30 ago 2010

 

Angelo Rovati, fedele e seguace di Romano Prodi commenta soddisfatto, ma pure perplesso: ''Finalmente si torna a parlare di Ulivo....Le alleanze si fanno per vincere le elezioni e non per sconfiggere qualcuno. E' inutile personalizzare sempre tutto".

Così si ricomincia a parlare dell'Ulivo, di formazioni allargate e variegate, ma il problema è sempre quello vecchio.

Cosa fare per aiutare il Paese con tutte le sue crisi?

Berlusconi è il nemico, ma è pure qualcosa che prima o poi finirà: probabilmente l'era Berlusconi terminerà quando non si parlerà più di lui.

Silvio ha creato il suo impero sulla pubblicità, la sua ricchezza sta nella raccolta pubblicitaria quindi sa bene che più si parla di qualcuno meglio è.

Pure se lo si combatte, è mostrato come il male assoluto, costui può ribaltare la propaganda degli avversari e mostrarsi come martire, a torto o a ragione.

Berlusconi si, Berlusconi no è sempre il dilemma politico nazionale: neppure le televisioni da lui controllate, troppe e da regime di monopolio, oggi hanno, come una decina di anni fa, il potere assoluto sull'opinione pubblica, come si sosteneva nel decennio passato.

Le televisioni del leader rappresentano, un privilegio, un grande vantaggio sugli avversari, ma contano sempre meno nel panorama dell'informazione.

Il potere di Berlusconi sta nella paura che ha la gente verso il nuovo, o meglio nello spirito conservatore che si annida tra gli italiani, specialmente nelle province, che sono da sempre lontane dalla modernità e dalle mode dei grandi centri urbani.

L'Italia è un Paese dai sentimenti fortemente tradizionalisti, dalla necessità di ritrovarsi attorno ad abitudini e convenzioni importanti, a riti e comportamenti che hanno spesso origine antiche.

Silvio pare il personaggio che incarna questo conservatorismo, che teme stranieri e mode nuove, che giungono da lontano.

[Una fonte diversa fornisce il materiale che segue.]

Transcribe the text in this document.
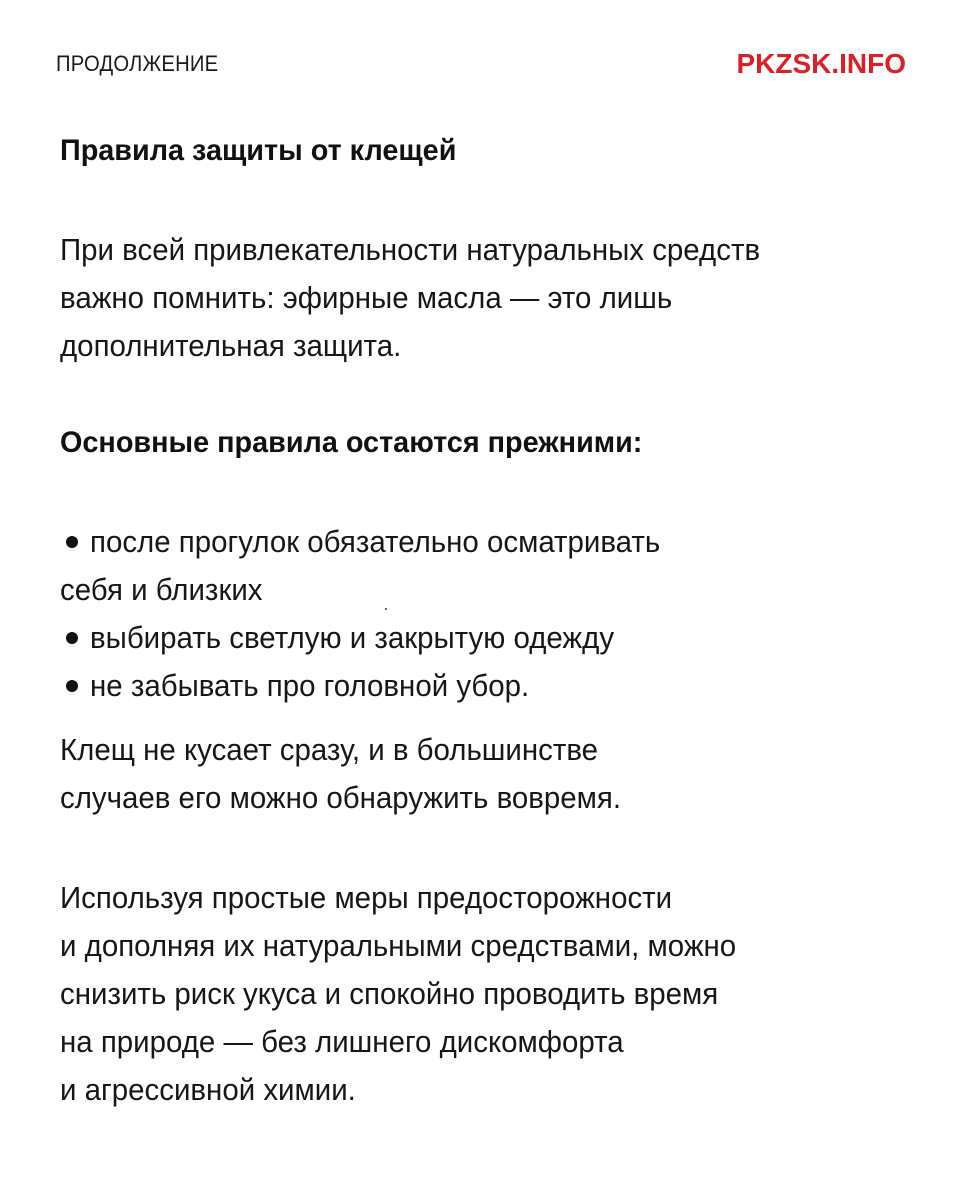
ПРОДОЛЖЕНИЕ	PKZSK.INFO
Правила защиты от клещей

При всей привлекательности натуральных средств
важно помнить: эфирные масла — это лишь
дополнительная защита.

Основные правила остаются прежними:
после прогулок обязательно осматривать
себя и близких
выбирать светлую и закрытую одежду
не забывать про головной убор.

Клещ не кусает сразу, и в большинстве
случаев его можно обнаружить вовремя.

Используя простые меры предосторожности
и дополняя их натуральными средствами, можно
снизить риск укуса и спокойно проводить время
на природе — без лишнего дискомфорта
и агрессивной химии.
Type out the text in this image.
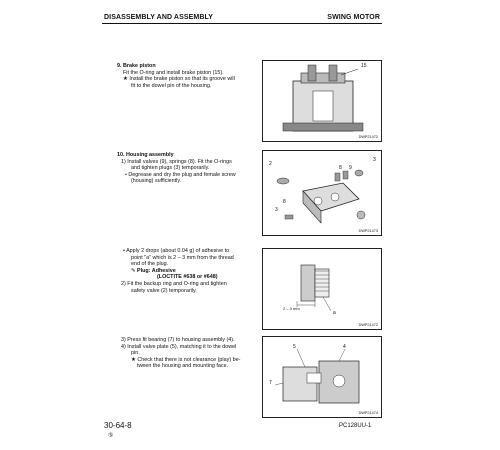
DISASSEMBLY AND ASSEMBLY	SWING MOTOR
9. Brake piston
Fit the O-ring and install brake piston (15).
★ Install the brake piston so that its groove will
fit to the dowel pin of the housing.
15
DWP21472
10. Housing assembly
1) Install valves (9), springs (8). Fit the O-rings
and tighten plugs (3) temporarily.
• Degrease and dry the plug and female screw
(housing) sufficiently.
2
3
8 9
3
8
DWP21473
• Apply 2 drops (about 0.04 g) of adhesive to
point "a" which is 2 – 3 mm from the thread
end of the plug.
✎ Plug: Adhesive
(LOCTITE #638 or #648)
2) Fit the backup ring and O-ring and tighten
safety valve (2) temporarily.
2 – 3 mm
a
DWP21472
3) Press fit bearing (7) to housing assembly (4).
4) Install valve plate (5), matching it to the dowel
pin.
★ Check that there is not clearance (play) be-
tween the housing and mounting face.
5	4
7
DWP21474
30-64-8
⑤
PC128UU-1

Forse non è Berlusconi il primo conservatore d'Italia, forse altri personaggi lo battono, ma questo non conta, lui sa riassicurare: così lo scontro tra coloro che si sentono l'avanguardia dell'era moderna, contro la ...reazione oscurantista prosegue.

I nostri progressisti paiono ancora, sempre con dei legittimi dubbi, i pericolosi sovvertitori dell'ordine: non parlo di quello costituito con le leggi, ma quello che da generazioni regna in una data valle alpina o dell'appennino, su quell'isola o in quel borgo sperduto, senza grande importanza storica, culturale e artistica, ma con le sue abitudini più preziose del benessere, che tengono unite comunità, parentado, famiglie.

L'Ulivo vincerà se saprà, voglio essere terribilmente banale, unire il nuovo, ma senza spaventare quegli italiani che considerano più importante di ogni altro fatto il loro borgo, con la festa patronale, con le vie e i cibi locali, con i detti e il panorama da secoli quasi uguale.

Questa Italia non vuole molte cose: desidera che i vizi e le maniere da maleducati, che arrivano dalle grandi città, rimangano distanti, che il bianco rimanga bianco e il nero nero, che i figli trovino lavoro nel borgo o alla peggio vicino.

Si spera pure che tutto prosegua, quasi in modo assonnato, per i prossimi anni, per i prossimi secoli, con il Natale festeggiato con il dolce tradizionale e il presepe secondo le tecniche vecchie di generazioni.

Per vincere il premier bisogna convincere questa Italia che i progressisti non causeranno disastri nel loro mondo, altrimenti un altro personaggio da odiare dalla sinistra succederà al Cavaliere.

Rimarrà a lungo al potere perché sarà in sintonia con i sentimenti di una parte importante degli italiani.